Lucinda let out a breath she didn't know she'd been holding. "But I do!" she screamed. "! care about you!"

"You are mine," Carrick growled fearsomely — for he really was very fearsome, when he wasn't helping starving orphans or saving cats from trees — and he touched her face with his large hand. "You belong to me, Lucinda. And nothing can change that."

His dark eyes were like filled with primal lust. And—

"And," Penny muttered, "this whole thing is a crock of shit."

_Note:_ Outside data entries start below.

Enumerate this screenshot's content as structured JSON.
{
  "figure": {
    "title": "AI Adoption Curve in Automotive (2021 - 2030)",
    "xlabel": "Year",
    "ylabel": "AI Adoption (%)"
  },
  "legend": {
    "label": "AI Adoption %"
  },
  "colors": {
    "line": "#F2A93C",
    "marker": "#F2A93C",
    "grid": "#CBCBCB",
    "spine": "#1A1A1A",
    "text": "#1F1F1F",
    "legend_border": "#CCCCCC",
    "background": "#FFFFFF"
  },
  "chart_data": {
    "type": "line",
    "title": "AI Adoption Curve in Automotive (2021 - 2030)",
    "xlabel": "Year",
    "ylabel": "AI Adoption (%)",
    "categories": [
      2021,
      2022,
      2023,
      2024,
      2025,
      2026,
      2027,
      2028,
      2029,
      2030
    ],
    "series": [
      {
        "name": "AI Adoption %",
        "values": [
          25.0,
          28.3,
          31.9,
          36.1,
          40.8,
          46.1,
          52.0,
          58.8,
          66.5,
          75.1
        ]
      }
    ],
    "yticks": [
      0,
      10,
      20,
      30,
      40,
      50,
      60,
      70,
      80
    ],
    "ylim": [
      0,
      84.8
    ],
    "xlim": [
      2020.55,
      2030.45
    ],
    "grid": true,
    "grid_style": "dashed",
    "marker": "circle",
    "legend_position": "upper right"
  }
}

She threw down her quill. Morning sunlight streamed into the carriage, illuminating dust motes that drifted like lazy flies. It was hopeless, Penny thought in exasperation; ever since she lost her memories, she couldn't write a single good line. Not poetry. Not prose.

Not even a stupid shape-shifting wolf novel.

She didn't even like Salvatoria, or the shapeshifters that roamed the kingdom. What on earth was she doing?

Oh, yeah. Losing her mind.

"Writer's block?" Grayson murmured.

He was sitting across from her, a series of ledgers spread out on his lap. An ink pot perched precariously next to him. Penny crumpled her papers, stuffing them into a large, pink feathered hat. Not a nice hat, she thought, but Brigid had insisted that she bring it. So she might as well make use of it.

"How much further to the inn?" she asked.

Grayson turned over a sheaf of parchment. "Half an hour."

"You said that ten minutes ago."

"Well," Grayson said, "I didn't anticipate this sort of terrain."

As if in response, the carriage gave a large thunk, and Penny gripped the sides of the carriage to stop herself from hurtling forward. Grayson put out a hand to steady the ink pot, his eyes still on his parchment. Well, Penny thought, slightly miffed; it was nice to know where his priorities lay.

She settled back in her seat, crossing her legs. The forest had gradually given way to large swaths of frost-bitten grass, and she could catch a glimpse of the sea now, a glimmering pink ribbon in the fading light. Even the air smelled different here: a humid cloud of brine and wildflowers.

"What are you working on?" she asked.

Grayson didn't look up. "Financial accounts. And crop rotations."

"How are they?"

"Bad," Grayson said.

He flipped over another sheaf of parchment. Penny tapped her foot. They were coming dangerously close, she realized, to discussing exactly what had gone wrong between them in the first place. Not that she remembered Grayson trying to extort her for money. But she couldn't imagine she'd been all that pleased about it.

A heavy silence fell.

Penny rummaged in a basket. "Honeyed nut?"

Grayson shook his head. "I'm not hungry."

"Cheese? Loxian smoked salmon?"

"Good gods," Grayson said, setting down his quill. "Were you worried that we'd get lost in the woods and never find our way out again?"